The House Ways and Means Health Subcommittee held the first in a series of hearings on reforming the Medicare reimbursement system. The hearing, titled “Improving Competition in Medicare: Removing the Moratoria and Expanding Access,” featured a panel of witnesses representing the American Enterprise Institute, Methodist McKinney Hospital, the American Association for Homecare, and the American Hospital Association. Subcommittee Chairman Kevin Brady (R-Texas) has said he ultimately hopes to introduce legislation later this year to improve the payment system for hospitals and post-acute care, and has expressed an interest in making the inpatient and outpatient payment systems compatible. Future hearings to be conducted through July will consider physician shortages, rural health care disparities, and hospital payments. Also on Rep. Brady’s agenda are the medical device tax, examining the two-midnight rule and recovery audit contractors (RACs), and identifying additional options for seniors in the Medicare program, such as a cap to protect them from high out of pocket costs and the premium support model put forth by Rep. Paul Ryan (R-Wis.).

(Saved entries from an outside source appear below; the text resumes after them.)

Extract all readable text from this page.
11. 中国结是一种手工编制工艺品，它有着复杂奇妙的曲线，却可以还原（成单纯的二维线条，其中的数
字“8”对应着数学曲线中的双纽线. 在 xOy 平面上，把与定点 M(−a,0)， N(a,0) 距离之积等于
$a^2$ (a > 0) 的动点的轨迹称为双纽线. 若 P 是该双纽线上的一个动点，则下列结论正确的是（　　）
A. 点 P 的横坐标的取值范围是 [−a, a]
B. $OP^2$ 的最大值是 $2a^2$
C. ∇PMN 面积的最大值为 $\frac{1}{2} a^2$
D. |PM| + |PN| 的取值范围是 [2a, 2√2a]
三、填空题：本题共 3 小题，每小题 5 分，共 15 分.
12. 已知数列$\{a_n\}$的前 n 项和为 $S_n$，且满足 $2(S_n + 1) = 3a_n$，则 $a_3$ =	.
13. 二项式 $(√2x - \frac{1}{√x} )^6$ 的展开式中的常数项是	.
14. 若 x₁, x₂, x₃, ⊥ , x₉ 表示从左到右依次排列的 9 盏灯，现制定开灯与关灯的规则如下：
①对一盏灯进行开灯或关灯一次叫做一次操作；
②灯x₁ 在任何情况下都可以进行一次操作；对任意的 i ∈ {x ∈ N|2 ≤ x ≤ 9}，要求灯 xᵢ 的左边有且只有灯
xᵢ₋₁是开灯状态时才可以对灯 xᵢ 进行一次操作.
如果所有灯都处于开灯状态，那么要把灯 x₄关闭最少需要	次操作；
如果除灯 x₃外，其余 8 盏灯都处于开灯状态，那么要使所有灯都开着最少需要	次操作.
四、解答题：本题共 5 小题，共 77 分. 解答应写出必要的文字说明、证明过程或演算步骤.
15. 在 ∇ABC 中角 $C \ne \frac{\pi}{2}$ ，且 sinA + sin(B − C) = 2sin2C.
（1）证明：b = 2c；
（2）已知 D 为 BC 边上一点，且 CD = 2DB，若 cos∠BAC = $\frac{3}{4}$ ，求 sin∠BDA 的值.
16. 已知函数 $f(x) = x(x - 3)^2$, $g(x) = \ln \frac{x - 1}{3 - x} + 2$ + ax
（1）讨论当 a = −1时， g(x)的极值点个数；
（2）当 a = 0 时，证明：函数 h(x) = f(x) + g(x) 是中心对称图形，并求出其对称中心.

Lawmakers Propose Changes to Medicare Advantage

Policymakers on the House Ways and Means and Energy and Commerce Committees have introduced a series of bills aimed at reforming the Medicare Advantage (MA) program. In H.R. 2506, Rep. Vern Buchanan (R-Fla.), Rep. Charlie Rangel (D-N.Y.), and Rep. Marsha Blackburn (R-Tenn.) propose to delay the Administration’s ability to terminate MA contracts for plans that don’t achieve high enough star ratings. Rep. Mike Kelly (R-Pa.), Rep. Ron Kind (D-Wis.), and Rep. Gus Bilirakis (R-Fla.) introduced H.R. 2505, which would require plans to report annual enrollment data. H.R. 2507, a proposal from Rep. Kevin Brady (R-Texas), Rep. Mike Thompson (D-Calif.), and Rep. Joe Pitts (R-Pa.) would expand an annual regulatory schedule for the program’s payment rates. Finally, Rep. Brady, Rep. Keith Rothfus (R-Pa.), Rep. Susan Brooks (R-Ind.), and Rep. Kurt Schrader (D-Ore.) propose changes to the open enrollment period for the program in H.R. 2488.

NIH Congressional Caucus Created

Sen. Dick Durbin (D-Ill.) and Sen. Lindsey Graham (R-S.C.) launched the Senate National Institutes of Health (NIH) Caucus last week. Director of the NIH Francis Collins was present at the ceremony, and expressed excitement that 2015 might be the year that the decline in NIH funding could be reversed. The agency has lost 25 percent of its purchasing power since 2003. The Caucus will focus on the NIH’s ability to fund biomedical research. Caucus membership includes Sens. Tammy Baldwin (D-Wis.), Richard Blumenthal (D-Conn.), Bob Casey (D-Pa.), Ben Cardin (D-Md.), Joe Donnelly (D-Ind.), Ed Markey (D-Mass.), Gary Peters (D-Mich.), Al Franken (D-Minn.), Tim Kaine (D-Va.), Amy Klobuchar (D-Minn.), Roger Wicker (R-Miss.), and Jerry Moran (R-Kan.).